The perfect recipe for those January blues

Suffering from January blues? Here’s the cure — a big pot of bubbling stew and even if you never cooked a thing in your life you can do this. 

The perfect recipe for those January blues

Funds are probably low, it’s so easy to overspend both before Christmas and in the January sales so in this column I’ll focus on how to make several yummy meals from one of the least expensive seasonal ingredients — the humble swede turnip. All root vegetables are at their very best in winter. Parsnips, carrots, celeriac, Jerusalem artichokes and swede turnip all become even more delicious after a few night’s frost where the low temperatures transform the starches into sugars. Same happens with fancy salsify and scorzonera and we’ve also been enjoying both oca and yakón — root vegetables that you can easily grow yourself if you can source the tubers. Contact the The Organic Centre in Leitrim: www.theorganiccentre.ie.

But never mind, we’ll focus on a vegetable that can be bought from any village shop or Farmers’ market. Try if you can to source local and fresh.
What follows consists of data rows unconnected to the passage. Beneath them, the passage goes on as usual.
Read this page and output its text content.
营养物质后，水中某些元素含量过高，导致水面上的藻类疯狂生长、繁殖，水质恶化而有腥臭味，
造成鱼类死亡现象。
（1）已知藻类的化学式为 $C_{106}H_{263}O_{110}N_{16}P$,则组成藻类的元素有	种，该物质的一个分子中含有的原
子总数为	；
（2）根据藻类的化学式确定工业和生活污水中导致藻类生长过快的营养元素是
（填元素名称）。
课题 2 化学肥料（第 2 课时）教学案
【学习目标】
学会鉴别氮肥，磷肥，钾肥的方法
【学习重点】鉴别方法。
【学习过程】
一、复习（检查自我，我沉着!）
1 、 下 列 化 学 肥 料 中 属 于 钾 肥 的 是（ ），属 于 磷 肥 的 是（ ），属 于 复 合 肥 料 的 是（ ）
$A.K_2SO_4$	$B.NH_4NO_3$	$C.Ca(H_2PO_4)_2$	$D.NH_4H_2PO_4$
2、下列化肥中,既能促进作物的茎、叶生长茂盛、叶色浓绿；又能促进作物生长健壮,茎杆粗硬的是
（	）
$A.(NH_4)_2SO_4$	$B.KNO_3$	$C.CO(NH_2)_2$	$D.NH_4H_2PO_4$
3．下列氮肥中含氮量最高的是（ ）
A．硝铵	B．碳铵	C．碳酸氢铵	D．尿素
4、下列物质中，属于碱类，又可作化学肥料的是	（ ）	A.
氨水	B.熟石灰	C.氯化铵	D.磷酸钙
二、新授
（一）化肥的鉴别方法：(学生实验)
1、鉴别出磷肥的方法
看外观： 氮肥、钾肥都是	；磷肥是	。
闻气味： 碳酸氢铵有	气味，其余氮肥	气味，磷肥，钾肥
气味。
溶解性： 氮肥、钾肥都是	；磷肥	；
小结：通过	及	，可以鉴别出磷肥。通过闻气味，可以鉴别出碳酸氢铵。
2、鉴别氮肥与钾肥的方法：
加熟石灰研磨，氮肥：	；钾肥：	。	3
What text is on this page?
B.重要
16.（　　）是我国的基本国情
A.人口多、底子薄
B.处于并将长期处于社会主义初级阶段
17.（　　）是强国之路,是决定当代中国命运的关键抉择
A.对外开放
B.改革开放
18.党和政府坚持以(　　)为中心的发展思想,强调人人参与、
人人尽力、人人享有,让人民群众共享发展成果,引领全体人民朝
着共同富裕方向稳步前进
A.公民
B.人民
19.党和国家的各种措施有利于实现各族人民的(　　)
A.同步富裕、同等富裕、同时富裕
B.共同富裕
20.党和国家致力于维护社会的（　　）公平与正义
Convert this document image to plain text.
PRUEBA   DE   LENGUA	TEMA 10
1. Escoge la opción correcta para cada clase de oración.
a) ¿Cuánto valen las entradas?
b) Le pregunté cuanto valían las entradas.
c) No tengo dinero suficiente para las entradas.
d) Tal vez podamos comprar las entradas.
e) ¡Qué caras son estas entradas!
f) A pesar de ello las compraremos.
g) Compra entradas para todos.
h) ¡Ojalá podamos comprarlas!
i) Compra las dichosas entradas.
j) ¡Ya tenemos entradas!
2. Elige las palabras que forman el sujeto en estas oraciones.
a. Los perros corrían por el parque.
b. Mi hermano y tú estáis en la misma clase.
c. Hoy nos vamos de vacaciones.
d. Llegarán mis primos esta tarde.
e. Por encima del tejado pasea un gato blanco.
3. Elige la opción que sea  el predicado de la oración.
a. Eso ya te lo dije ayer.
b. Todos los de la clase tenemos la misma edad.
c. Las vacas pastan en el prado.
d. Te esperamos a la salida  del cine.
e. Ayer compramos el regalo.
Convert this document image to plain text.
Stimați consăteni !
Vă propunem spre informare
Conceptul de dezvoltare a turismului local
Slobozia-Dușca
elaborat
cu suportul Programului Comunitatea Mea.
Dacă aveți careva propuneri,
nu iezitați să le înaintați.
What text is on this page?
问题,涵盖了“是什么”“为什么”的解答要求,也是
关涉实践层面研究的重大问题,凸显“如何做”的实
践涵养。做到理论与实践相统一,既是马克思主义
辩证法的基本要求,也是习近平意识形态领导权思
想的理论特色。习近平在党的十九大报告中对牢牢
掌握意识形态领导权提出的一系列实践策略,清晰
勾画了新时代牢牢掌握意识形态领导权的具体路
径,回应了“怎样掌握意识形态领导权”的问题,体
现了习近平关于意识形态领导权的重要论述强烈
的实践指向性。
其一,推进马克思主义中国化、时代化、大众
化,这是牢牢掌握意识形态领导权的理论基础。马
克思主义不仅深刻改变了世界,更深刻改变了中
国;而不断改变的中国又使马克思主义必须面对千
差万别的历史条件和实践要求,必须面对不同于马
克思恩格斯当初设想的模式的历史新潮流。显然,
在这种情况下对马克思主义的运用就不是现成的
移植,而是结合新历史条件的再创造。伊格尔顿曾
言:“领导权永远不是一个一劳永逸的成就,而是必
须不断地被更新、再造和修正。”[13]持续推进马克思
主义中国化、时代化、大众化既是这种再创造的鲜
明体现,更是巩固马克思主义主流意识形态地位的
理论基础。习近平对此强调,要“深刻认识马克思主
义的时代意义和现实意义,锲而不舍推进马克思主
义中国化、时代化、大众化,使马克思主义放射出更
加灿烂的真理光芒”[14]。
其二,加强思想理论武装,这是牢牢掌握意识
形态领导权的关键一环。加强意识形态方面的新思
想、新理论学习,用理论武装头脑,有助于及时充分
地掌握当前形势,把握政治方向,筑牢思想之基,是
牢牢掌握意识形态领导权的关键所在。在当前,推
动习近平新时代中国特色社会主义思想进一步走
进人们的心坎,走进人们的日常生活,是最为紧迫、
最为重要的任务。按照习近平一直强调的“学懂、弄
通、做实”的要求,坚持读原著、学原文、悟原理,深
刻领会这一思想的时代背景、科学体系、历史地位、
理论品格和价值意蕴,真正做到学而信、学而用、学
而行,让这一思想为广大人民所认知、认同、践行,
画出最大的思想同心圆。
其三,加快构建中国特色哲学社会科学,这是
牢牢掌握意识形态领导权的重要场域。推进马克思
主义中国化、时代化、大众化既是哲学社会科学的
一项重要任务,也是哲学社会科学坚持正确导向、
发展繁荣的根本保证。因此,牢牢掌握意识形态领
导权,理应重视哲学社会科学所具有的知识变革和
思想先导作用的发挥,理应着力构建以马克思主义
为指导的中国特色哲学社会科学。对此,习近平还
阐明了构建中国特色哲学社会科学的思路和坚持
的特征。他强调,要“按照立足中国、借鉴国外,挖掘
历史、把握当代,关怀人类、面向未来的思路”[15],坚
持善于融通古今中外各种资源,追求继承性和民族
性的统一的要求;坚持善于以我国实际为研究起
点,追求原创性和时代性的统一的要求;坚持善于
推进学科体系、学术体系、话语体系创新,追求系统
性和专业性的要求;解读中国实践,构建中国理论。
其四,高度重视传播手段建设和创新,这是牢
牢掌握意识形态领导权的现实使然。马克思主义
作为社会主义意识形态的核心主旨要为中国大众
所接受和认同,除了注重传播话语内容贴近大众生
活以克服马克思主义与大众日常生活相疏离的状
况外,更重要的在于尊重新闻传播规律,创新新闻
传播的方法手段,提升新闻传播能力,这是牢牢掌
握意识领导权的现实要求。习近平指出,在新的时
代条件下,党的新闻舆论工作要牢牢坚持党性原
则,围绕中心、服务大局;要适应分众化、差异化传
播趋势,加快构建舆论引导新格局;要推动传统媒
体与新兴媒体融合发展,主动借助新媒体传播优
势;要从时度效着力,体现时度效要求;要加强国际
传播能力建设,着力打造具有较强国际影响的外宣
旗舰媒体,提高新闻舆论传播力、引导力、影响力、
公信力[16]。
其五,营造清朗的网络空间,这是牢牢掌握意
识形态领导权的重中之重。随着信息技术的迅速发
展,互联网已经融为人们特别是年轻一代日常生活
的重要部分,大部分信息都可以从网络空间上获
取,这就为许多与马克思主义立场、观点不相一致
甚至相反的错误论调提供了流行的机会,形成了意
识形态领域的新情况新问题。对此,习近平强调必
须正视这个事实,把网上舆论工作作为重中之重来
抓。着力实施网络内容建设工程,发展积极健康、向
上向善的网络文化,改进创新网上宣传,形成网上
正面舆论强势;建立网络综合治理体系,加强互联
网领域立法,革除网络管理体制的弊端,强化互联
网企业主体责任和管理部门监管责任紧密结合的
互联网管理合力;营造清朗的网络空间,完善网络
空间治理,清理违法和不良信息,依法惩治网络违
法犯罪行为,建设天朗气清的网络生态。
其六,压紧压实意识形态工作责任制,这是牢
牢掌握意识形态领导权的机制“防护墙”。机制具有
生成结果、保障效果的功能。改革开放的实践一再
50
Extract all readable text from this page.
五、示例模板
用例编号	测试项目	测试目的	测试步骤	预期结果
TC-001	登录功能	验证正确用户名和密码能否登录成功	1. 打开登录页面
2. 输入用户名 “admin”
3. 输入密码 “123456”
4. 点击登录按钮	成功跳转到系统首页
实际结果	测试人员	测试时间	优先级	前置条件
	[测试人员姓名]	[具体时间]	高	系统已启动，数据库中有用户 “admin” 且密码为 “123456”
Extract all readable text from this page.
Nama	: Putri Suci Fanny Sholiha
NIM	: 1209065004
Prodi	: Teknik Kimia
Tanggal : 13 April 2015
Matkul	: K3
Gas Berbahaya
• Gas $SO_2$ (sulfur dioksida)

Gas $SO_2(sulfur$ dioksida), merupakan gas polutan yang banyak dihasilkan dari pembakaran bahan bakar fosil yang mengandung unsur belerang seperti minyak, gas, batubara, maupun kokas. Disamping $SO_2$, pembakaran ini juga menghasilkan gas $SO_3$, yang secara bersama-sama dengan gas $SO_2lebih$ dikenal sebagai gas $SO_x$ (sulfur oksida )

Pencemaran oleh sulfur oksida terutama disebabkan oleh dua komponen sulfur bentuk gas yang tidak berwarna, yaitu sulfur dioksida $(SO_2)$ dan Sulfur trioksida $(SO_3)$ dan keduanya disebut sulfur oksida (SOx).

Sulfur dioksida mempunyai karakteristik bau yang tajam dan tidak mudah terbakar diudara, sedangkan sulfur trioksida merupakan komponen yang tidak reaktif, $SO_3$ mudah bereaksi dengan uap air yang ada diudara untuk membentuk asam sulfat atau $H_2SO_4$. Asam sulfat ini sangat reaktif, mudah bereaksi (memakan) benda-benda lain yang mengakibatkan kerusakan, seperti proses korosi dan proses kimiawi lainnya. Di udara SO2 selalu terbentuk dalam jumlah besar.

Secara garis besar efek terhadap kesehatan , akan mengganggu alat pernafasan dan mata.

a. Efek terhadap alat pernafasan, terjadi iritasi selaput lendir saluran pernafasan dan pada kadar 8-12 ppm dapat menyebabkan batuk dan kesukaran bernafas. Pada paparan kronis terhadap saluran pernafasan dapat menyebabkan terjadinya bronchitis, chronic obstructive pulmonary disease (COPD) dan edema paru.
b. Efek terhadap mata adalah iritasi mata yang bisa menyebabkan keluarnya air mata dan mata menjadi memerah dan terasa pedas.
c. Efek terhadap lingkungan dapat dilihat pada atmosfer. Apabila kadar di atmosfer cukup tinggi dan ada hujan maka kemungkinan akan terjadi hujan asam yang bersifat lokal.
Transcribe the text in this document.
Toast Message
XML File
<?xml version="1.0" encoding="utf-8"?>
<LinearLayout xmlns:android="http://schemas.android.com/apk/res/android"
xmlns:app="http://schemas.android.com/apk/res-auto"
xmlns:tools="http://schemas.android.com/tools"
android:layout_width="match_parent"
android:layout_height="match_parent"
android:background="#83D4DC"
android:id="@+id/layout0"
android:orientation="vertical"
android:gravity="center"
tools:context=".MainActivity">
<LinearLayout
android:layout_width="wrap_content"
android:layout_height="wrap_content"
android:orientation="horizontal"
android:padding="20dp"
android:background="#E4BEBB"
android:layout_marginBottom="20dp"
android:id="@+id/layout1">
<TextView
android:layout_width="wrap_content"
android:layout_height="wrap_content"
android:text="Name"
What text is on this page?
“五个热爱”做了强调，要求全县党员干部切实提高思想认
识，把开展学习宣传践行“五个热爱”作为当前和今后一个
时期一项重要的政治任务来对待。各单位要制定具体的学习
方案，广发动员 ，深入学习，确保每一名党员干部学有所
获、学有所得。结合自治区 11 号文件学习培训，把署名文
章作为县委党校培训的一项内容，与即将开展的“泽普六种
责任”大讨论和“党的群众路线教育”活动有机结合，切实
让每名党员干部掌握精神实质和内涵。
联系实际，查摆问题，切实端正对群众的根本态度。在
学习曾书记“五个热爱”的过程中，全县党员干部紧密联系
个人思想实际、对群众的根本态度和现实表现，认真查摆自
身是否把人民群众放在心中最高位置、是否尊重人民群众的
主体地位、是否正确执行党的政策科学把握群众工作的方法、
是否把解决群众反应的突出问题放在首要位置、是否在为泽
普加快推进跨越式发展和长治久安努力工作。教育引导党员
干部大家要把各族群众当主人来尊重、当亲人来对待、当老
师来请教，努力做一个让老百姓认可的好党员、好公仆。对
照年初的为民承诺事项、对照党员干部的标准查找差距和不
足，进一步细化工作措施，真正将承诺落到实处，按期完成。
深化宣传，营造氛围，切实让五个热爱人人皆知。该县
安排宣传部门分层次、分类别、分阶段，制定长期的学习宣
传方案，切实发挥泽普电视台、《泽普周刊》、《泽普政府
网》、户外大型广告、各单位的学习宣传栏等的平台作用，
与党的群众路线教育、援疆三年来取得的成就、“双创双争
Sorry to keep harping on about this but if we continue down the route of below cost selling the few remaining Irish vegetable growers who are hanging on by their finger-tips will not be able to survive. We are totally sleepwalking into a crisis where unless you grow your own, fresh Irish produce will be virtually unobtainable. I can’t imagine how a turnip that spends up to 5 months in the ground can be sold for as little as 49 cents. Well, enjoy while you can, all that nourishment and deliciousness for just a few cent. The versatile swede turnip was first introduced into Ireland in the 1800s. It was a very important agricultural development, a vegetable sown in winter that could stay in the ground until needed. Turnips grow on top of the ground so could be harvested easily, and didn’t need to be stored in a shed plus the farmer could nourish and feed both his family and his livestock with this inexpensive vegetable which originally grew wild in Sweden, hence the name.